Path Finder

Post 2 (Jared)

Last Saturday was the second meeting of our Pathfinder group, but the first in which we dove into real gameplay. The previous week was largely devoted to character creation, though we did play through a brief practice scenario. This is my first time playing Pathfinder, and while I have played a few games of Dungeons and Dragons (perhaps 3 or 4) in my day, I still very much consider myself a ‘noob’ when it comes to this kind of game.

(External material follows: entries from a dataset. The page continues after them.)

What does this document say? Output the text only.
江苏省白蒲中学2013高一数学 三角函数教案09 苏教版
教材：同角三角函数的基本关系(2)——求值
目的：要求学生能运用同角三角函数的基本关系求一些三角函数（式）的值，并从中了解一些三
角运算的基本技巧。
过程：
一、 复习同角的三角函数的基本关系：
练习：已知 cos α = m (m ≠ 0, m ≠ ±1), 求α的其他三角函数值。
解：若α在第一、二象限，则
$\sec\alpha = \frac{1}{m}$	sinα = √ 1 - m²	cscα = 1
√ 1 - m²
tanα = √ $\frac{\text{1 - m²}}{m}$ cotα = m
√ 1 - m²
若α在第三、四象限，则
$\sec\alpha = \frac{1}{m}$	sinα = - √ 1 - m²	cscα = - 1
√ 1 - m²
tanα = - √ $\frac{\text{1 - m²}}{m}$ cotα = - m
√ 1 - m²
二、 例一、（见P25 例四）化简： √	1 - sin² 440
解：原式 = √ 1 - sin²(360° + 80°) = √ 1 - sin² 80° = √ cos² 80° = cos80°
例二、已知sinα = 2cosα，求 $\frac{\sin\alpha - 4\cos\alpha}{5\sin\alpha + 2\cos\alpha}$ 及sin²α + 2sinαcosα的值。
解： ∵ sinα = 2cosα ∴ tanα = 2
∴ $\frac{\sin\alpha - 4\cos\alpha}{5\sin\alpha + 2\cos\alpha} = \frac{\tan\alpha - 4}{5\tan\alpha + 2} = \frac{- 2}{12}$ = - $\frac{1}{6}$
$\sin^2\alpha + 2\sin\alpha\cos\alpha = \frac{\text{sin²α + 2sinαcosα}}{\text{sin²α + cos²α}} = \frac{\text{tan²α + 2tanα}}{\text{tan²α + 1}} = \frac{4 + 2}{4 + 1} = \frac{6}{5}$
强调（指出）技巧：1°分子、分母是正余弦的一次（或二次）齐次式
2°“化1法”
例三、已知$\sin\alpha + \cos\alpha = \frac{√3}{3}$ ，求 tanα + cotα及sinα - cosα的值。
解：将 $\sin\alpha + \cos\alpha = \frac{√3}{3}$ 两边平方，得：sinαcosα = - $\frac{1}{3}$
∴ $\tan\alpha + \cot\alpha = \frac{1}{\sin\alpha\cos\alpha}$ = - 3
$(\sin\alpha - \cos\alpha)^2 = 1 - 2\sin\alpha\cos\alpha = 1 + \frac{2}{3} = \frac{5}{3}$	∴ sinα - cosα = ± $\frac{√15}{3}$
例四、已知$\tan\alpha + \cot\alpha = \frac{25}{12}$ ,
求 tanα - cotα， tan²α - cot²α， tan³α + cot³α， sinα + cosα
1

Let me begin with a word on character creation. I’ve played my fair share of console RPGs, but this takes things to a new level. Even some of the more advanced systems (Fallout 3 and Final Fantasy X come to mind) don’t seem anywhere near as complicated as making a Pathfinder character. I suppose, however, that this is largely due to the fact that the complexities of ability scores, skills, and other stats must all be managed by hand, while videogames can of course automate this whole process (with hidden digital analogs to skill checks, attack rolls, and the like). I know of some software alternatives to manual character creation (at least for D&D), but I found that the experience of making a character by hand is surprisingly engaging. It gives players access to a deeper level of game mechanics than is available in videogames, connecting them directly to the mechanisms underlying how characters interact with the game world. This extends to all aspects of gameplay, and while all the dice-rolling, comparisons of attack rolls against AC stats, and so on can at times be monotonous, there is something fresh and intriguing about having all gameplay mechanics visible on the surface. It’s becoming rather clear to me now why this game was selected for class. Now of course Pathfinder is based on rules developed before computerized automation of complex game mechanics was even technically possible, so its rule structure was a matter of necessity, not pure design. Nevertheless, for someone like myself who grew up playing videogames, it has been a surprisingly enlightening experience.

Back to our first real game session. We’re beginning our campaign with an official Pazio adventure path, Rise of the Runelords, a good choice considering that both myself and our gamemaster, Jackie, are both new to the game. Seeing how we’re still learning the intricacies of combat in Pathfinder, our first session was almost entirely occupied by two fairly simple encounters (fighting groups of goblins, to be specific). What were the two most important lessons of these first battles? First, randomness is a huge part of this game. Despite tuning my character specifically to being an effective archer, I ended up hitting my target only once across both encounters (dealing a paltry two hit points of damage). I could have done a whole lot better in principle, but had really bad luck with my rolls. Presumably this is in large part because my character (like the others) is only at first level right now, and will grow more powerful with time, likely becoming less sensitive to the randomness of dice rolls. But I imagine this will come hand in hand with encountering more powerful enemies (though the GM obviously has a lot of discretion here), so I’m curious to see how the game balances keeping things challenging while still giving players the sense of becoming more powerful. The second lesson learned was that combat is just plain complex. I’ll admit it was slow-going to the point of sucking a lot of the fun out of it at times (though I look forward to it improving as we become more comfortable with the rules). There’s HP to track, initiative governing the order of attacks, and a slew of other rules to keep in mind. In theory, the GM bears most of the responsibility here, but since it’s her first time in the role, keeping track of everything became a bit of a team effort. This did really emphasize to me just how much responsibility the GM takes on in a game of Pathfinder. This makes the game incredibly flexible, but has the unfortunate side effect of giving it a steep learning curve, especially for the GM. Luckily, two of our number (Mark and Travis) have experience in the GM department, so we should make steady headway.